Medical negligence versus Malpractice
The two terms come very close to each other in meaning but sometimes the intention behind the neglect of duty might differentiate the two. In both cases, the healthcare provider might fail in providing standard healthcare which might result in the patient experiencing harm, injury, or death to a patient. The line between the two is blurry and sometimes the two terms might be confused with each other.
As per reports, medical malpractice is constituted when a healthcare professional fails to adhere to certain standards of practice while treating people, or if the patient feels that the healthcare provider was negligent and it resulted in some injury or harm.

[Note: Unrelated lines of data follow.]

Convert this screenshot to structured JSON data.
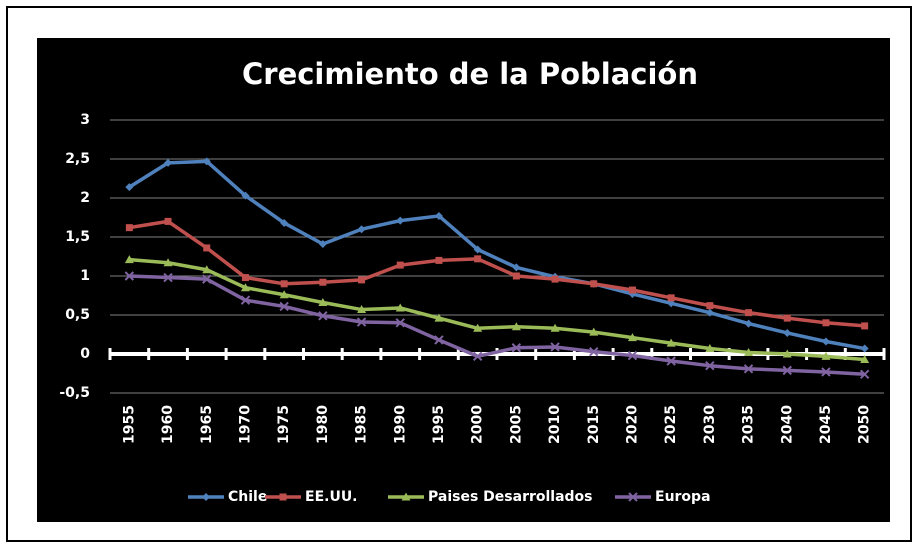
{
  "chart_data": {
    "type": "line",
    "title": "Crecimiento de la Población",
    "categories": [
      "1955",
      "1960",
      "1965",
      "1970",
      "1975",
      "1980",
      "1985",
      "1990",
      "1995",
      "2000",
      "2005",
      "2010",
      "2015",
      "2020",
      "2025",
      "2030",
      "2035",
      "2040",
      "2045",
      "2050"
    ],
    "series": [
      {
        "name": "Chile",
        "color": "#4f81bd",
        "values": [
          2.14,
          2.45,
          2.47,
          2.03,
          1.68,
          1.41,
          1.6,
          1.71,
          1.77,
          1.34,
          1.11,
          0.99,
          0.9,
          0.77,
          0.65,
          0.53,
          0.39,
          0.27,
          0.16,
          0.07
        ]
      },
      {
        "name": "EE.UU.",
        "color": "#c0504d",
        "values": [
          1.62,
          1.7,
          1.36,
          0.98,
          0.9,
          0.92,
          0.95,
          1.14,
          1.2,
          1.22,
          1.0,
          0.96,
          0.9,
          0.82,
          0.72,
          0.62,
          0.53,
          0.46,
          0.4,
          0.36
        ]
      },
      {
        "name": "Paises Desarrollados",
        "color": "#9bbb59",
        "values": [
          1.21,
          1.17,
          1.08,
          0.85,
          0.76,
          0.66,
          0.57,
          0.59,
          0.46,
          0.33,
          0.35,
          0.33,
          0.28,
          0.21,
          0.14,
          0.07,
          0.02,
          0.0,
          -0.03,
          -0.07
        ]
      },
      {
        "name": "Europa",
        "color": "#8064a2",
        "values": [
          1.0,
          0.98,
          0.96,
          0.69,
          0.61,
          0.49,
          0.41,
          0.4,
          0.18,
          -0.03,
          0.08,
          0.09,
          0.03,
          -0.02,
          -0.09,
          -0.15,
          -0.19,
          -0.21,
          -0.23,
          -0.26
        ]
      }
    ],
    "ylim": [
      -0.5,
      3
    ],
    "yticks": [
      {
        "value": -0.5,
        "label": "-0,5"
      },
      0,
      {
        "value": 0.5,
        "label": "0,5"
      },
      1,
      {
        "value": 1.5,
        "label": "1,5"
      },
      2,
      {
        "value": 2.5,
        "label": "2,5"
      },
      3
    ],
    "grid": true,
    "legend": "bottom"
  }
}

According to reports, sometimes the intention of the healthcare provider helps in differentiating whether the case is of negligence or malpractice. Medical negligence can sometimes involve conscious neglect of duties that can result in harmful consequences for the patient. For instance, overprescribing a medicine or forcing a patient into a procedure which results in a negative outcome. Negligence on the other hand is more passive and unintentional. For instance, accidentally giving a patient more anaesthesia than required and the situation resulting in complications or failing to take note of an interfering prior treatment with the current one.
Since both involve harm and injury to the patient, a healthcare professional might be legally answerable in both situations. The legal assessment of the case might require the law professionals to consider factors like whether the healthcare professional was aware of the consequences before a certain action was taken or whether was it an honest error that could be made accidentally without any ill intention.
What constitutes medical malpractice?
Medical malpractice could involve a wide range of behaviours that might fall short of providing standard healthcare to a patient, whether intentionally or accidentally. The following are a few examples-
Error in surgery
Not prescribing necessary tests and procedures
Not following up
Leaving instruments inside the patient’s body
Operating on the wrong part of the body
Patient catching infections in the hospital.